En esta nueva etapa encontramos muchas más diferencias en clima, gastronomía y costumbres, pero al mismo tiempo, la forma de vida insular mantiene paralelismos claros. Aquí hay más contrastes que semejanzas, pero el sentimiento insular sigue siendo un hilo conductor.
Rodar en islas de distintos continentes implica una producción compleja. ¿Cuáles han sido los principales retos logísticos?
La gestión de permisos en algunas islas ha sido uno de los principales desafíos. Para poder acceder hemos necesitado hasta tres meses de preproducción para tramitar las autorizaciones. Además, muchas de estas islas están muy mal comunicadas. En algunos casos sólo podíamos llegar en barco, con traslados larguísimos. Cuando sales de Canarias, te das cuenta de las facilidades que tenemos para conectar con el territorio continental.
El hecho de que algunas de las islas elegidas no son nada turísticas, complicó la búsqueda de contenidos y entrevistas. Dependimos en gran medida de la colaboración de la población local, que nos abrió las puertas de sus casas. En ocasiones incluso nos alojamos en viviendas particulares porque no existía infraestructura hotelera.

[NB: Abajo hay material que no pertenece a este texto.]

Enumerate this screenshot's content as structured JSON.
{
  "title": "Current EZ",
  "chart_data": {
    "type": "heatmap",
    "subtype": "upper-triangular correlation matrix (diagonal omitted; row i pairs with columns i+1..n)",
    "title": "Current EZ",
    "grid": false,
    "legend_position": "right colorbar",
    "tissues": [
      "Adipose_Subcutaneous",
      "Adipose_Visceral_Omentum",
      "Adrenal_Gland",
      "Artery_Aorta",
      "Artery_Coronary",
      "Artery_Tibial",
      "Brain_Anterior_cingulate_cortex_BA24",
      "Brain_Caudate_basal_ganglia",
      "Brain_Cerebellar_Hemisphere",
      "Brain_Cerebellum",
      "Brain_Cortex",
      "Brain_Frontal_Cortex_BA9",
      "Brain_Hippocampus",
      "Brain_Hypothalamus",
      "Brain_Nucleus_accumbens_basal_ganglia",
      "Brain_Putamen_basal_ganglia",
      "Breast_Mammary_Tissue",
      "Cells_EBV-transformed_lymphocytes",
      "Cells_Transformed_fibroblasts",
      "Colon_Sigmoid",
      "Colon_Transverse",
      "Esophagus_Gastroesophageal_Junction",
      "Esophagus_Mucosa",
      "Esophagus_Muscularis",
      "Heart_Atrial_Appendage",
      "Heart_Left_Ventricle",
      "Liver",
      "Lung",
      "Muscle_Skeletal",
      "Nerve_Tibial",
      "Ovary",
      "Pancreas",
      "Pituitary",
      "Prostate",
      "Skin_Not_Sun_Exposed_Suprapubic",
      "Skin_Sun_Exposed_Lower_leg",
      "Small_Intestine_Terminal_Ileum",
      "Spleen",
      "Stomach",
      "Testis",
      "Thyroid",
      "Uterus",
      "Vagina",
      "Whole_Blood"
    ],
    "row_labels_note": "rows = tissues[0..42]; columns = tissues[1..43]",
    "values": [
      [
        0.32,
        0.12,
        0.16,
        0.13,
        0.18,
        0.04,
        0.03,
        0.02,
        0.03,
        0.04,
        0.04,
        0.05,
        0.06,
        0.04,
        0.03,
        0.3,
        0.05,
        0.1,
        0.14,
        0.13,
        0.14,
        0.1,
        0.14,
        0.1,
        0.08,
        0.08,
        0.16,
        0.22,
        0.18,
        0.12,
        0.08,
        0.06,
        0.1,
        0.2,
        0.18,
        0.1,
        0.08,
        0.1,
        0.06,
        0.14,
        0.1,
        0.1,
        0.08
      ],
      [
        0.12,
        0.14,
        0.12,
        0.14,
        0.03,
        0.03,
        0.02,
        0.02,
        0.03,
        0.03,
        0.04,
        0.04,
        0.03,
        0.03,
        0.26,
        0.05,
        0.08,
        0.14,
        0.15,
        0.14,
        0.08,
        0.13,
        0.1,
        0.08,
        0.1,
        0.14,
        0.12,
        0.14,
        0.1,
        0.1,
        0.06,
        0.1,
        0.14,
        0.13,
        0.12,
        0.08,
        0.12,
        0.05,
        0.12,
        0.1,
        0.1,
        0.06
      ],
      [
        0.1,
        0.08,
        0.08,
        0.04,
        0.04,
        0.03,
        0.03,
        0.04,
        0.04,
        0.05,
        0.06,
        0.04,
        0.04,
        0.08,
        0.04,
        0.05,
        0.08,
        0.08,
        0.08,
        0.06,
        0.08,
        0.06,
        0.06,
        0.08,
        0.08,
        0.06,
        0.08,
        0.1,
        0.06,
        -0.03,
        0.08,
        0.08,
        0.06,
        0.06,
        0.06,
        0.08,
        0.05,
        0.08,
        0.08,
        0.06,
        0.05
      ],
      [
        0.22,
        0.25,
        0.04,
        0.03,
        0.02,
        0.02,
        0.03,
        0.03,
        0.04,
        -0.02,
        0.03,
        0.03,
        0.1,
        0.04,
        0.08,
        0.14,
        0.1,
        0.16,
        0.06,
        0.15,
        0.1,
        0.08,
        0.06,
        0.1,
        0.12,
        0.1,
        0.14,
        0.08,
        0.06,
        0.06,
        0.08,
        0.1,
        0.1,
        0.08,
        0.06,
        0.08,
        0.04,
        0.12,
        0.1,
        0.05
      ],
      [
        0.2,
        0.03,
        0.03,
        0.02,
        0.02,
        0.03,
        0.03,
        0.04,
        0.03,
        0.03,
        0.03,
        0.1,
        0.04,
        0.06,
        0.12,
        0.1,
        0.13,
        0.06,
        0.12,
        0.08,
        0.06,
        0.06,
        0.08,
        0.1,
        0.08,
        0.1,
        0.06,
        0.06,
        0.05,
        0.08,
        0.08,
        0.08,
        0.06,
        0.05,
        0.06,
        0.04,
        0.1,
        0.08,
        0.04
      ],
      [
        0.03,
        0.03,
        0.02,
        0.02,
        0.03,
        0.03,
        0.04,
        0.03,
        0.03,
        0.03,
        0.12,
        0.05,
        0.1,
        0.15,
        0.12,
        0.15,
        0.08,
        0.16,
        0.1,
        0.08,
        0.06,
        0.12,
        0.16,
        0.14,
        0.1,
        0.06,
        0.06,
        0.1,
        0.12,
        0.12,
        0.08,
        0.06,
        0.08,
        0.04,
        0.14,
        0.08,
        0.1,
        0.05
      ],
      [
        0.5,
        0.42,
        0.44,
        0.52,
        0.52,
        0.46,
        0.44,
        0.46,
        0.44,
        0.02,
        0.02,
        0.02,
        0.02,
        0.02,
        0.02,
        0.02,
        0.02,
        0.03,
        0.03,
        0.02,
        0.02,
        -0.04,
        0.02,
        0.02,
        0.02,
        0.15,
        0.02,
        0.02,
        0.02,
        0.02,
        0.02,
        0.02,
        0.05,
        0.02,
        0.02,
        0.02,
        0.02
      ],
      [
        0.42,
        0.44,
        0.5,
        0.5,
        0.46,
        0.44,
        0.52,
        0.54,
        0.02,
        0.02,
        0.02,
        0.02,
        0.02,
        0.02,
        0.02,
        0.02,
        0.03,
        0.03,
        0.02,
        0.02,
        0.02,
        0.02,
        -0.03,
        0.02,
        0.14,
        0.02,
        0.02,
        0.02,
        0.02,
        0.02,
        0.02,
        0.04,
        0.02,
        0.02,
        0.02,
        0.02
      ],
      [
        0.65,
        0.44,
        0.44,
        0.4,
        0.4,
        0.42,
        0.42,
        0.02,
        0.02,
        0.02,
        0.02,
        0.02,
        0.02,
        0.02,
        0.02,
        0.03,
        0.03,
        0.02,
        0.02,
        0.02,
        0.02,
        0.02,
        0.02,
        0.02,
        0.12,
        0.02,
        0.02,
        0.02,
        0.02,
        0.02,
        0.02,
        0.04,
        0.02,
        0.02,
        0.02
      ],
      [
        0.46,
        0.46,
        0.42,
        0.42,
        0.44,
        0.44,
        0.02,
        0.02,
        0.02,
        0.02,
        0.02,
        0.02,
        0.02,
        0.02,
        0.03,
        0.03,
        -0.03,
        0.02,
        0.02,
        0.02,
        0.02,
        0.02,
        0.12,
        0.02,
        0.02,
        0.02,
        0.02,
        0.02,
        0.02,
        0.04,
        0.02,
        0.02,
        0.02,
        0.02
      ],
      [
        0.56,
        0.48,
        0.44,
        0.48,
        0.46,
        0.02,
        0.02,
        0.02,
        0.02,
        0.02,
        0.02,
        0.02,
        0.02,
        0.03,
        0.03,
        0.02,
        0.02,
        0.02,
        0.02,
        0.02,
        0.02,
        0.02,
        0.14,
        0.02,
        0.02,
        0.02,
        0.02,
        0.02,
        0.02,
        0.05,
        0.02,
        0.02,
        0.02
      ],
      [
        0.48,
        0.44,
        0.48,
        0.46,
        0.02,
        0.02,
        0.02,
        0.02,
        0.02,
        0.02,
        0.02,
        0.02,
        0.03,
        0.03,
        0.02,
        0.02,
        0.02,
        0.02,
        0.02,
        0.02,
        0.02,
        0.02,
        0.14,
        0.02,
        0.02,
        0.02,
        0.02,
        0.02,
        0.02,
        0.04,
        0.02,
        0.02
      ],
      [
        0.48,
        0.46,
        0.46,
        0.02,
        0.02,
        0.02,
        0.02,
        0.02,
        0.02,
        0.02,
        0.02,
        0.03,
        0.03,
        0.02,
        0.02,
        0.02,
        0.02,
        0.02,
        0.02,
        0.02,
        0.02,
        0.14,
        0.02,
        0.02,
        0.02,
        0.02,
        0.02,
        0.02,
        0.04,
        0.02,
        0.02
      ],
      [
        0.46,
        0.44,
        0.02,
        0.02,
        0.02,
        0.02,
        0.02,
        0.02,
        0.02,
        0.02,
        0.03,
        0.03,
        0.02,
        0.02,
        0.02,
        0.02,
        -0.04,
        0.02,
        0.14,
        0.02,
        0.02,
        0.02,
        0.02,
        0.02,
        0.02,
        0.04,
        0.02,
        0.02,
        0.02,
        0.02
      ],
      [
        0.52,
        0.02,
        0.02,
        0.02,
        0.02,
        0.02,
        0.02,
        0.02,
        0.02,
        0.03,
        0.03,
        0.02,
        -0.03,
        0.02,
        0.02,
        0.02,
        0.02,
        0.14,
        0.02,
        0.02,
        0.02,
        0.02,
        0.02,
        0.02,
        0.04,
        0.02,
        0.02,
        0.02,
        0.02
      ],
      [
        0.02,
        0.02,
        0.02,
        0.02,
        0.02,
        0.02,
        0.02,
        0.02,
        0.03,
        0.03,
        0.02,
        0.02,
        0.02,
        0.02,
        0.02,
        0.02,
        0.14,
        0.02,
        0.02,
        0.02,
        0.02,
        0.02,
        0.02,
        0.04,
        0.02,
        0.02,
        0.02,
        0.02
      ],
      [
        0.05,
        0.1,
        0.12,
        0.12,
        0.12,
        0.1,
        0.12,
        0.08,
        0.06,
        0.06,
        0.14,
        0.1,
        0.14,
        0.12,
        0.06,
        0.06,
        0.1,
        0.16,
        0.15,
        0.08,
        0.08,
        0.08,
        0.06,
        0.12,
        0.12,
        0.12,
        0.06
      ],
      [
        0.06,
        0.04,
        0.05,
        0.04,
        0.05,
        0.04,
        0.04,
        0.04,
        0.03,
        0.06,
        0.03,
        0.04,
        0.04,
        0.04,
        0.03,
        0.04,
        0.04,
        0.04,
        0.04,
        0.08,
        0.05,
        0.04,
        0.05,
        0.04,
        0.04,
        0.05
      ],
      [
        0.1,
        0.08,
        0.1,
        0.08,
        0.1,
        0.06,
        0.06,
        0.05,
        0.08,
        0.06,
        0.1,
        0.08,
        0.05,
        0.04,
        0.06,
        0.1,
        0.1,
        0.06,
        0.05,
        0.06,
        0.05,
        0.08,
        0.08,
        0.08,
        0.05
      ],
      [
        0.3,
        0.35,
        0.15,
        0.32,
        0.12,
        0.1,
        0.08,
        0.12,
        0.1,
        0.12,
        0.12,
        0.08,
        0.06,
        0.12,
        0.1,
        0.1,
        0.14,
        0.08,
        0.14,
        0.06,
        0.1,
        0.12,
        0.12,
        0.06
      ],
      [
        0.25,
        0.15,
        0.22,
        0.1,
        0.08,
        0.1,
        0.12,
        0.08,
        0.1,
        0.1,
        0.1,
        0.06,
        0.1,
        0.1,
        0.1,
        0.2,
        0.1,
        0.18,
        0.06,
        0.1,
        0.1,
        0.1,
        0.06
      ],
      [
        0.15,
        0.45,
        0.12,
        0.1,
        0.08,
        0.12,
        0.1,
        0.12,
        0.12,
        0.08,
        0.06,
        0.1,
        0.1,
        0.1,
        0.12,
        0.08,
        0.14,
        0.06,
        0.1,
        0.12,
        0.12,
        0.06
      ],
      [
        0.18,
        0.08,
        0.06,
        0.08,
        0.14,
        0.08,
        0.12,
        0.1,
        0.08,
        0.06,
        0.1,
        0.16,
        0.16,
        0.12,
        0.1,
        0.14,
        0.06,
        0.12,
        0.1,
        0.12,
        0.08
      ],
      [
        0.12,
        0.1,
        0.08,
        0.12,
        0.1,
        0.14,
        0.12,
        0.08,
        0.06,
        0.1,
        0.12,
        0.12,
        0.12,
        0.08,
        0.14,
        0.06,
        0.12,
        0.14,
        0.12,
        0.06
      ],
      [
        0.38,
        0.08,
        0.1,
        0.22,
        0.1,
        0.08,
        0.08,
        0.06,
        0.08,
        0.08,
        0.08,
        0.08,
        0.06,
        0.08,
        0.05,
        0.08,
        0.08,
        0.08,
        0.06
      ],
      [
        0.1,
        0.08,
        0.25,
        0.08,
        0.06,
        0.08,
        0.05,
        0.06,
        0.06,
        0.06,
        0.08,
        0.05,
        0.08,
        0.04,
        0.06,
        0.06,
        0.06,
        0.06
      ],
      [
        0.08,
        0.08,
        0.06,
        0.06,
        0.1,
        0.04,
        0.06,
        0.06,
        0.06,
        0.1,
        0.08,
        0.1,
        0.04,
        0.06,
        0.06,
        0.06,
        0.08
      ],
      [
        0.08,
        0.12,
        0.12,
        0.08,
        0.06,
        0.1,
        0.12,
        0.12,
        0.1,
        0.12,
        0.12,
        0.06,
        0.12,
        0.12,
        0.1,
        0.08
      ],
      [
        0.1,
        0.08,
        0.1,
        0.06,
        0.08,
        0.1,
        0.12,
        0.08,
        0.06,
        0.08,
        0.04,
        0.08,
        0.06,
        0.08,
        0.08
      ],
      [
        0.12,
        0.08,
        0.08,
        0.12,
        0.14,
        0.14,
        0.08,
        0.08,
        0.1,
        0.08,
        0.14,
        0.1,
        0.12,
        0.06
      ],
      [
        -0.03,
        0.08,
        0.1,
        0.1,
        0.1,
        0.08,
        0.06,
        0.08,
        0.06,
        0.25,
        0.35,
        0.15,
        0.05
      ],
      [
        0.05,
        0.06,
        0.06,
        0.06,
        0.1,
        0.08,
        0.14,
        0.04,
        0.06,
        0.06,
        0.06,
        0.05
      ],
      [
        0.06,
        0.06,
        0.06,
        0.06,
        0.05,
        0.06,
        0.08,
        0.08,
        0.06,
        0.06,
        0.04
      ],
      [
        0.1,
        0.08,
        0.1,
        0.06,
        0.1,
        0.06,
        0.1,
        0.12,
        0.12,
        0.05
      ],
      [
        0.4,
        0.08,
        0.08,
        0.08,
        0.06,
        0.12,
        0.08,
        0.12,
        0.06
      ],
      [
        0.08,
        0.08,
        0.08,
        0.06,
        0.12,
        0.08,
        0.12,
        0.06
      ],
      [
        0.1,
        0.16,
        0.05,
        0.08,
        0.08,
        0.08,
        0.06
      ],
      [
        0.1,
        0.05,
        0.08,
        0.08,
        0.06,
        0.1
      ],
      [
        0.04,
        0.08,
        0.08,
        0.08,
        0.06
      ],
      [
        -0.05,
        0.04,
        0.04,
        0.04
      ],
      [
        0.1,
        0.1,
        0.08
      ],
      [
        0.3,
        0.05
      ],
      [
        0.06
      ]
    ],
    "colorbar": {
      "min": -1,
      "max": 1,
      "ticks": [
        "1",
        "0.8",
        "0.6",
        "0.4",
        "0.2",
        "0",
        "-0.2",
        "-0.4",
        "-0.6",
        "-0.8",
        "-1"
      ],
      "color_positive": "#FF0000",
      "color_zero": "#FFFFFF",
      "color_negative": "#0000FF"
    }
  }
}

Una isla que recuerdo especialmente es Svalbard, que aparece en el segundo capítulo. Para llegar tuvimos que tomar hasta cinco aviones y rodar a 20 grados bajo cero. En invierno, la oscuridad se prolonga durante cinco o seis meses y apenas hay dos horas de luz al día, lo que limita enormemente las posibilidades de rodaje. Es la isla habitada más al norte del planeta, un territorio políticamente complejo, situado entre continentes.
Después de haber visitado tantas realidades insulares, ¿cuál diría que es la esencia de la felicidad isleña?
Al final, todo se resume en el contacto directo con el mar y ese sentimiento difícil de describir que tiene que ver con el aislamiento, que brinda unas ventajas de vida comunitaria, de pertenencia y preservación de tradiciones, protegidas por el propio aislamiento.
Ese equilibrio entre apertura al mundo, porque el mar también conecta, y aislamiento crea un sentimiento difícil de describir, pero muy presente en todas las islas que hemos visitado. Una identidad más pura y cohesionada que en muchos territorios continentales.